La Cité Internationale de la Dentelle et de la Mode (the International City of Lace and Fashion) opened in June in Calais, northern France. Its building, by Alain Moatti and Henri Rivière, is on the site of an old lace factory. Some space is taken up by a history of lace-making, from hand to machine. Calais was a centre of machine lace, using methods and hardware imported from Nottingham. There's also a restaurant, a shop, a library and a "tissutheque".
Here are some old recipes for cleaning lace, completely untried and unguaranteed.

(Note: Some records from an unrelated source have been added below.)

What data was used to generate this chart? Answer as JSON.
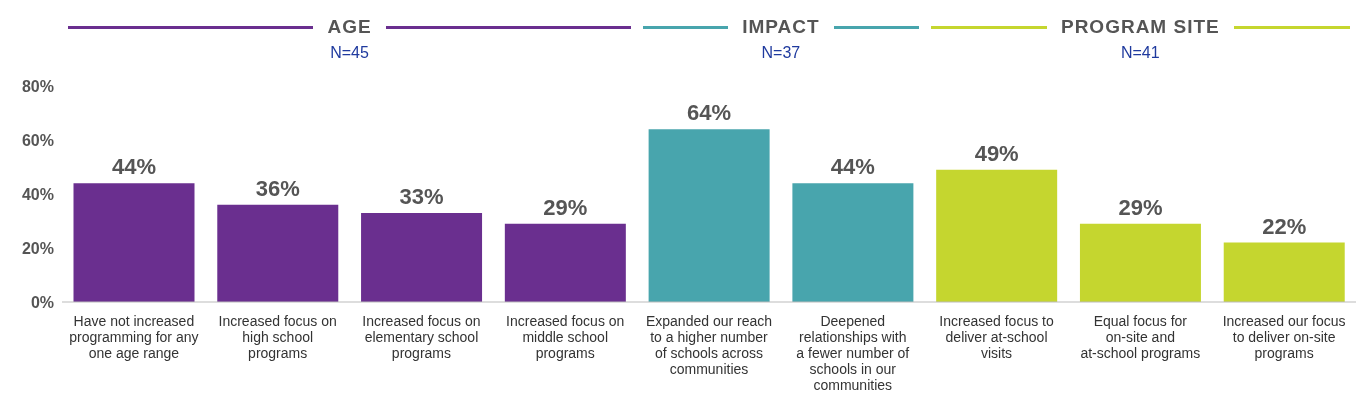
{
  "chart_data": {
    "type": "bar",
    "categories": [
      "Have not increased programming for any one age range",
      "Increased focus on high school programs",
      "Increased focus on elementary school programs",
      "Increased focus on middle school programs",
      "Expanded our reach to a higher number of schools across communities",
      "Deepened relationships with a fewer number of schools in our communities",
      "Increased focus to deliver at-school visits",
      "Equal focus for on-site and at-school programs",
      "Increased our focus to deliver on-site programs"
    ],
    "values": [
      44,
      36,
      33,
      29,
      64,
      44,
      49,
      29,
      22
    ],
    "colors": [
      "#6a2f8f",
      "#6a2f8f",
      "#6a2f8f",
      "#6a2f8f",
      "#48a5ad",
      "#48a5ad",
      "#c5d62f",
      "#c5d62f",
      "#c5d62f"
    ],
    "value_labels": [
      "44%",
      "36%",
      "33%",
      "29%",
      "64%",
      "44%",
      "49%",
      "29%",
      "22%"
    ],
    "ylim": [
      0,
      80
    ],
    "yticks": [
      {
        "value": 0,
        "label": "0%"
      },
      {
        "value": 20,
        "label": "20%"
      },
      {
        "value": 40,
        "label": "40%"
      },
      {
        "value": 60,
        "label": "60%"
      },
      {
        "value": 80,
        "label": "80%"
      }
    ],
    "grid": false,
    "annotations": [
      "AGE",
      "N=45",
      "IMPACT",
      "N=37",
      "PROGRAM SITE",
      "N=41"
    ]
  }
}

From The Woman's Own Book of the Home, 1932: Take some clean old white muslin and sew it round a large bottle full of cold water. Wrap the lace carefully around the bottle. To prevent wrinkles tack one end of the lace to the muslin. Take a clean sponge soaked with sweet oil, and saturate the lace thoroughly through the wrappings to the bottle which is to be fastened by strings in a wash kettle. Pour in a strong cold lather of white castile soap and boil the suds until lace is perfectly clean and white. The bottle should then be placed in the sun to dry. Remove the lace and wind it round a ribbon block or press. Soap jelly may be used for washing lace – afterwards rinse in cold water.
To tint: After rinsing dip in weak tea or coffee. Black lace should be quite cleared of dust by brushing with a soft brush. Soak it in prepared tea containing 1 dessertspoonful tea, 2 teasponfuls gum arabic, and 3 pints boiling water. Iron under tissue paper.
"Some people wash it in sugar and water, and some in coffee, to make it the right yellow colour. But I have a very good recipe for washing it in milk, which stiffens it enough, and gives it a very good creamy colour." Mrs Forrester in Cranford.